To achieve sustainable production goals, it is pertinent to determine the abundance and function of microbiomes under real environmental conditions. The present study defines microbiota diversity and its functions under divergent environmental conditions and provides insight into how such microbiota can be used to improve the overall output of dairy farms.
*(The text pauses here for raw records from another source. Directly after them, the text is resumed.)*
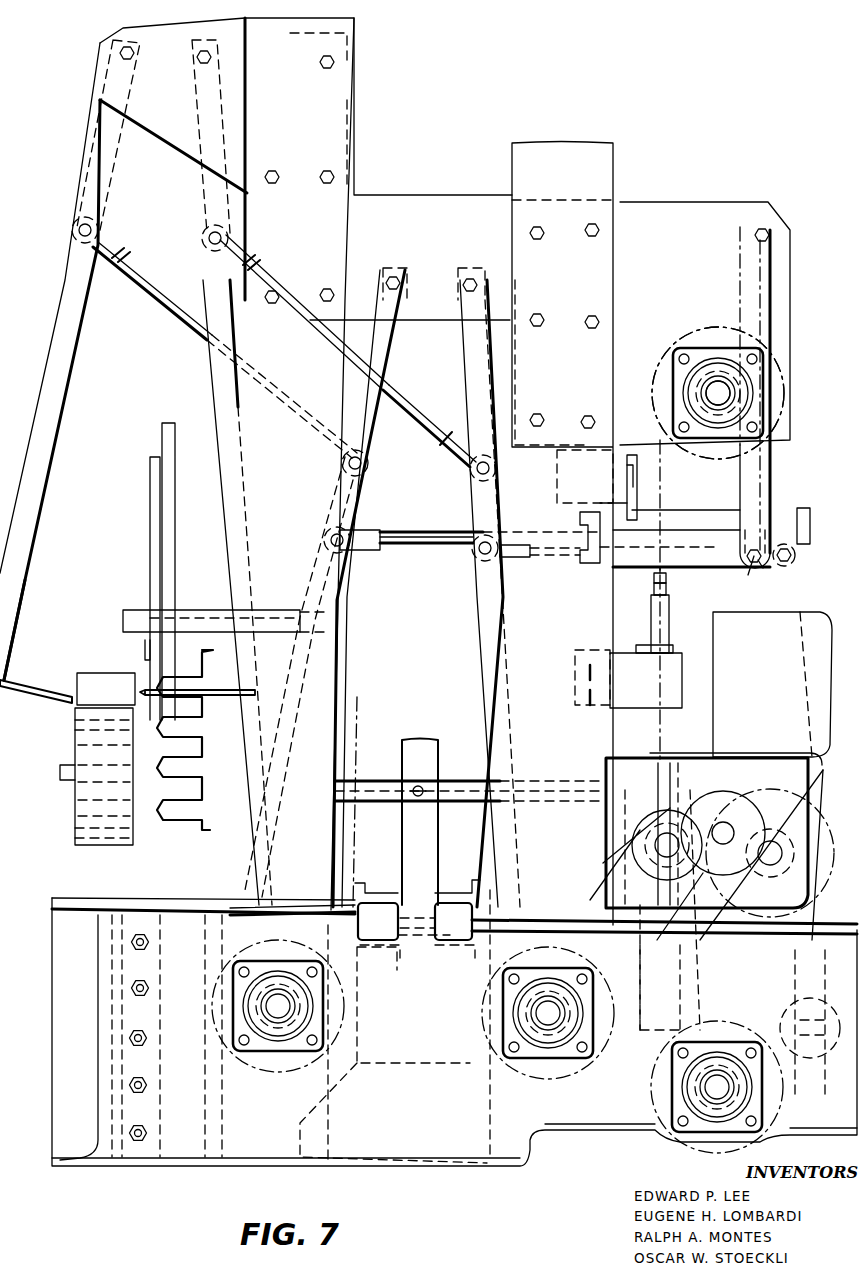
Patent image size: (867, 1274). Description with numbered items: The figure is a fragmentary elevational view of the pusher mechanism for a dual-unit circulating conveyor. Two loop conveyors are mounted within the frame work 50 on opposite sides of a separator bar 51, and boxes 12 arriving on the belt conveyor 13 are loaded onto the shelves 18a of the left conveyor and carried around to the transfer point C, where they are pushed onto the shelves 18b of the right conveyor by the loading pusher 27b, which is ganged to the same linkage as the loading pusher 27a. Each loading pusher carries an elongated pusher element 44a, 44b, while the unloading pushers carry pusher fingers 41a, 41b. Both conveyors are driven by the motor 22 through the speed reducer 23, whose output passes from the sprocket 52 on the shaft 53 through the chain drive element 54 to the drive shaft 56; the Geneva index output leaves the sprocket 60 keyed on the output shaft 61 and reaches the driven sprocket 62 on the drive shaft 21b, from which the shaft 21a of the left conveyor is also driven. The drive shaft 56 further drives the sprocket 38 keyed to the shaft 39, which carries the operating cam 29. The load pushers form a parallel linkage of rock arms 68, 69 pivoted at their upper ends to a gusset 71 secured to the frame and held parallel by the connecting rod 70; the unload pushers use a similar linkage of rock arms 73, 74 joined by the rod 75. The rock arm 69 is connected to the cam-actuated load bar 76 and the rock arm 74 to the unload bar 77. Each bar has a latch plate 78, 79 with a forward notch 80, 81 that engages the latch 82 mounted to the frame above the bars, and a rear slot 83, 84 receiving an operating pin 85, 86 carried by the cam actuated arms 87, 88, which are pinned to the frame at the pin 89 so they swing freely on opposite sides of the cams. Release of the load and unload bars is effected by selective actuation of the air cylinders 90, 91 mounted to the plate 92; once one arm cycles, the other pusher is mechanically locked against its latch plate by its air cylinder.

The boxes 12 is at (125, 672).
The belt conveyor 13 is at (105, 850).
The shelves 18a is at (172, 812).
The shelves 18b is at (455, 893).
The shaft 21a is at (285, 1006).
The drive shaft 21b is at (550, 1013).
The motor 22 is at (672, 534).
The speed reducer 23 is at (714, 830).
The loading pusher 27a is at (38, 520).
The loading pusher 27b is at (285, 855).
The operating cam 29 is at (700, 325).
The sprocket 38 is at (703, 340).
The shaft 39 is at (718, 393).
The pusher fingers 41a is at (200, 690).
The pusher fingers 41b is at (418, 948).
The elongated pusher element 44a is at (25, 670).
The elongated pusher element 44b is at (275, 895).
The frame work 50 is at (352, 190).
The separator bar 51 is at (408, 740).
The sprocket 52 is at (755, 795).
The shaft 53 is at (775, 845).
The chain drive element 54 is at (820, 905).
The drive shaft 56 is at (720, 1087).
The sprocket 60 is at (630, 810).
The output shaft 61 is at (636, 880).
The driven sprocket 62 is at (585, 895).
The rock arm 68 is at (65, 373).
The rock arm 69 is at (355, 497).
The connecting rod 70 is at (160, 295).
The gusset 71 is at (160, 32).
The rock arm 73 is at (218, 395).
The rock arm 74 is at (485, 600).
The rod 75 is at (420, 418).
The load bar 76 is at (395, 530).
The unload bar 77 is at (553, 558).
The latch plate 78 is at (708, 510).
The latch plate 79 is at (710, 570).
The forward notch 80 is at (638, 515).
The forward notch 81 is at (580, 522).
The latch 82 is at (625, 492).
The rear slot 83 is at (748, 530).
The rear slot 84 is at (758, 572).
The operating pin 85 is at (790, 562).
The operating pin 86 is at (750, 572).
The cam actuated arm 87 is at (812, 545).
The cam actuated arm 88 is at (772, 490).
The pin 89 is at (750, 228).
The air cylinder 90 is at (650, 640).
The air cylinder 91 is at (650, 575).
The plate 92 is at (660, 712).
The transfer point C is at (382, 920).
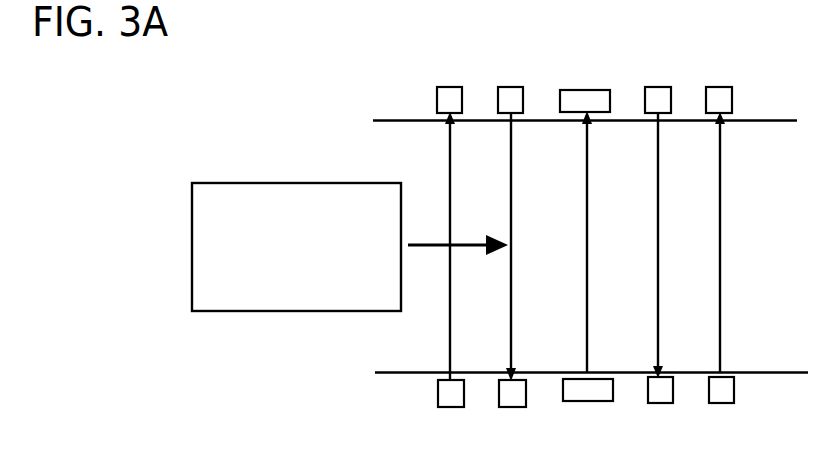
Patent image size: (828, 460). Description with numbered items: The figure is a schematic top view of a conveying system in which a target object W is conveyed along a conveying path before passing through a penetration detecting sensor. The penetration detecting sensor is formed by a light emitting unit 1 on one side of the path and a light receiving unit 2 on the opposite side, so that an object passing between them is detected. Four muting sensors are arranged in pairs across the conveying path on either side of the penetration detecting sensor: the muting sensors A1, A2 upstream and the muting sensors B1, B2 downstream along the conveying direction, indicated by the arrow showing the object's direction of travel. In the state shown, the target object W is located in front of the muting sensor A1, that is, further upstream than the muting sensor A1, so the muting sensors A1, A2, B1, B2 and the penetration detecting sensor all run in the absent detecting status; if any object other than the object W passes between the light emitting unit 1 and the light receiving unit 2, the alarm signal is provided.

The target object W is at (245, 183).
The muting sensor A1 is at (443, 87).
The muting sensor A2 is at (506, 87).
The light receiving unit 2 is at (588, 90).
The light emitting unit 1 is at (572, 401).
The muting sensor B1 is at (660, 87).
The muting sensor B2 is at (713, 87).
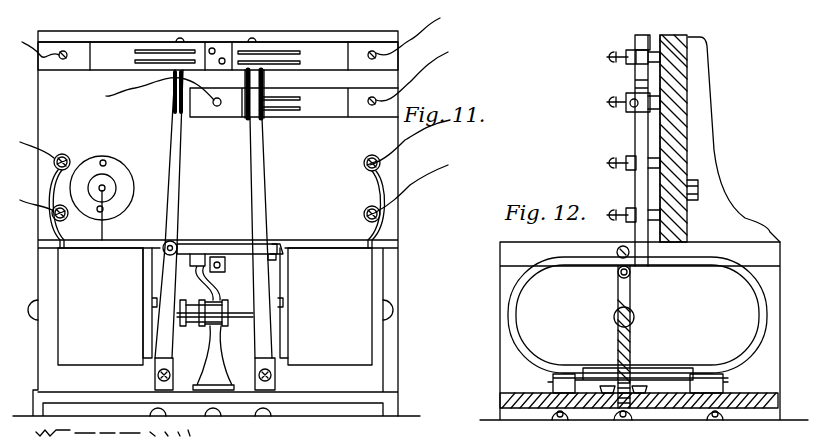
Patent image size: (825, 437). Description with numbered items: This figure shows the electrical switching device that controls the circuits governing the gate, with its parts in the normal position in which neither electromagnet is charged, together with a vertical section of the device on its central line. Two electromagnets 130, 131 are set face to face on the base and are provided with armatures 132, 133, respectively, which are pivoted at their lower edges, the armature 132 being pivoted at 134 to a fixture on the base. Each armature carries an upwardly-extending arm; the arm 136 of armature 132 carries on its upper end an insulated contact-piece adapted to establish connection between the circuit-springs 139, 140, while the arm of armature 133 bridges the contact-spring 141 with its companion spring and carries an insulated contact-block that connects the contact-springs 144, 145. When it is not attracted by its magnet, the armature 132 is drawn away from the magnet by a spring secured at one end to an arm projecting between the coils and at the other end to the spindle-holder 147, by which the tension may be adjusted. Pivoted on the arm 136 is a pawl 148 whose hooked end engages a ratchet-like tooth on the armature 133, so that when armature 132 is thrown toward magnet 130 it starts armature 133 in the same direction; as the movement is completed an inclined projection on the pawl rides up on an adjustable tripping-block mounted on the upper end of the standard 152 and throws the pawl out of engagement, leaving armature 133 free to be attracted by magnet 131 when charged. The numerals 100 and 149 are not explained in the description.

In FIG. 11, the cross bar 100 is at (231, 250).
In FIG. 11, the electromagnet 130 is at (100, 306).
In FIG. 12, the electromagnet 130 is at (513, 325).
In FIG. 11, the electromagnet 131 is at (325, 306).
In FIG. 11, the armature 132 is at (165, 337).
In FIG. 12, the armature 132 is at (637, 336).
In FIG. 11, the armature 133 is at (263, 282).
In FIG. 12, the pivot 134 is at (553, 379).
In FIG. 11, the arm 136 is at (176, 183).
In FIG. 12, the arm 136 is at (638, 130).
In FIG. 11, the circuit-spring 139 is at (110, 69).
In FIG. 11, the circuit-spring 140 is at (192, 45).
In FIG. 11, the contact-spring 141 is at (243, 118).
In FIG. 11, the contact-spring 144 is at (234, 45).
In FIG. 11, the contact-spring 145 is at (277, 50).
In FIG. 11, the spindle-holder 147 is at (100, 183).
In FIG. 11, the pawl 148 is at (190, 247).
In FIG. 11, the clip 149 is at (278, 245).
In FIG. 11, the standard 152 is at (214, 358).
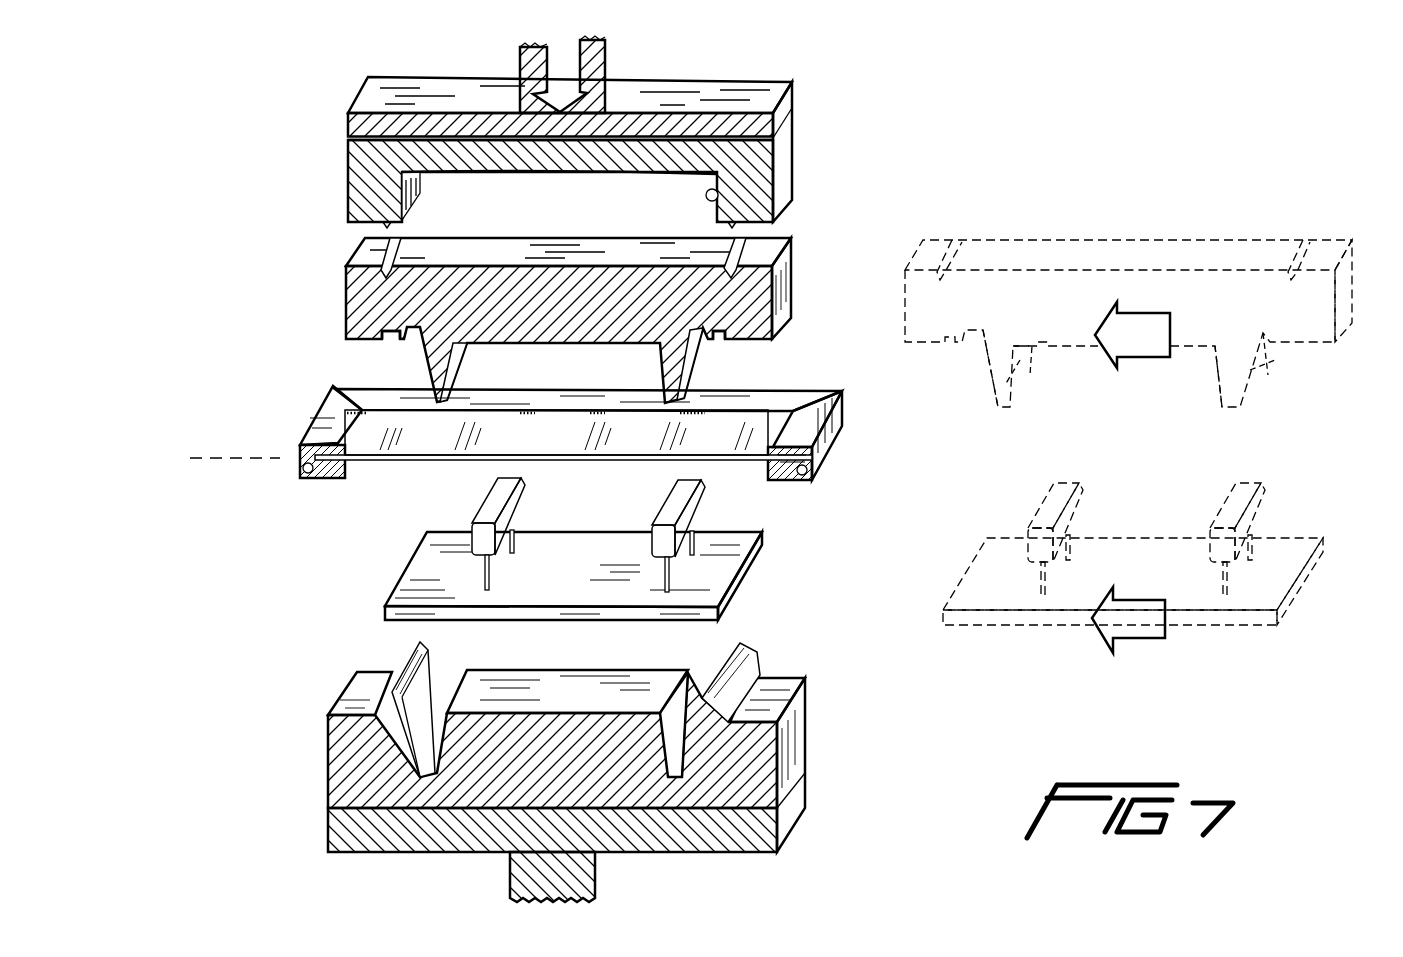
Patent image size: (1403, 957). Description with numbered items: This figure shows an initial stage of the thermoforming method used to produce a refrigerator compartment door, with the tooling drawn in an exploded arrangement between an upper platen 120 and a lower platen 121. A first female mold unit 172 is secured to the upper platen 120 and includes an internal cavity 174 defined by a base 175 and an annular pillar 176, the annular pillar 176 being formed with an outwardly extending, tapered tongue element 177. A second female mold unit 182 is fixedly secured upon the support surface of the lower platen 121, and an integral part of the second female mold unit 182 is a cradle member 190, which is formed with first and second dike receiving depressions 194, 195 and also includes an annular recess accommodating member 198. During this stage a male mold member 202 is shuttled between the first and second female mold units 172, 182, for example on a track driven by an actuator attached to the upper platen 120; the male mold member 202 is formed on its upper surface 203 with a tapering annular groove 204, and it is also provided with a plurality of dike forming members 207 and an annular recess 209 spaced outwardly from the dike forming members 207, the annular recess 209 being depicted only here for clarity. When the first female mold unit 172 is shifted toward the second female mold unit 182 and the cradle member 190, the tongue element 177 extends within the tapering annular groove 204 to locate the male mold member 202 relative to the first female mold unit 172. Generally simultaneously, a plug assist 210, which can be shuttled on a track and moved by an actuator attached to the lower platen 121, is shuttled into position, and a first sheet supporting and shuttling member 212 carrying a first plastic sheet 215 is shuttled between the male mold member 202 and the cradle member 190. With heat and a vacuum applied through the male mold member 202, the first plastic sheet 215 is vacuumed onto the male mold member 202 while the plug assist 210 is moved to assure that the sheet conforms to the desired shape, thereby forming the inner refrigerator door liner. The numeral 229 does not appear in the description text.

The upper platen 120 is at (795, 97).
The first female mold unit 172 is at (804, 138).
The internal cavity 174 is at (720, 198).
The base 175 is at (527, 157).
The annular pillar 176 is at (387, 187).
The tongue element 177 is at (374, 229).
The male mold member 202 is at (630, 250).
The upper surface 203 is at (568, 252).
The tapering annular groove 204 is at (770, 288).
The dike forming members 207 is at (468, 365).
The annular recess 209 is at (723, 338).
The bottom left notch 229 is at (392, 340).
The first sheet supporting and shuttling member 212 is at (312, 404).
The first plastic sheet 215 is at (432, 440).
The plug assist 210 is at (412, 585).
The first dike receiving depression 194 is at (425, 677).
The second dike receiving depression 195 is at (701, 693).
The annular recess accommodating member 198 is at (757, 658).
The second female mold unit 182 is at (817, 740).
The cradle member 190 is at (567, 719).
The lower platen 121 is at (790, 802).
The appropriate diets for the low performing herds can be suggested with addition of capsulated FMT by the observations of present study for dairy cows from varying environmental conditions can improve the health barriers in achieving maximum potential milk yield without compromising quality. It is of utmost importance that in changing environments and global warming, natural microbiomes are conserved for sustainable production. This study demonstrated how different gut microbiota compositions in varying environments affect milk yield and quality in dairy cows.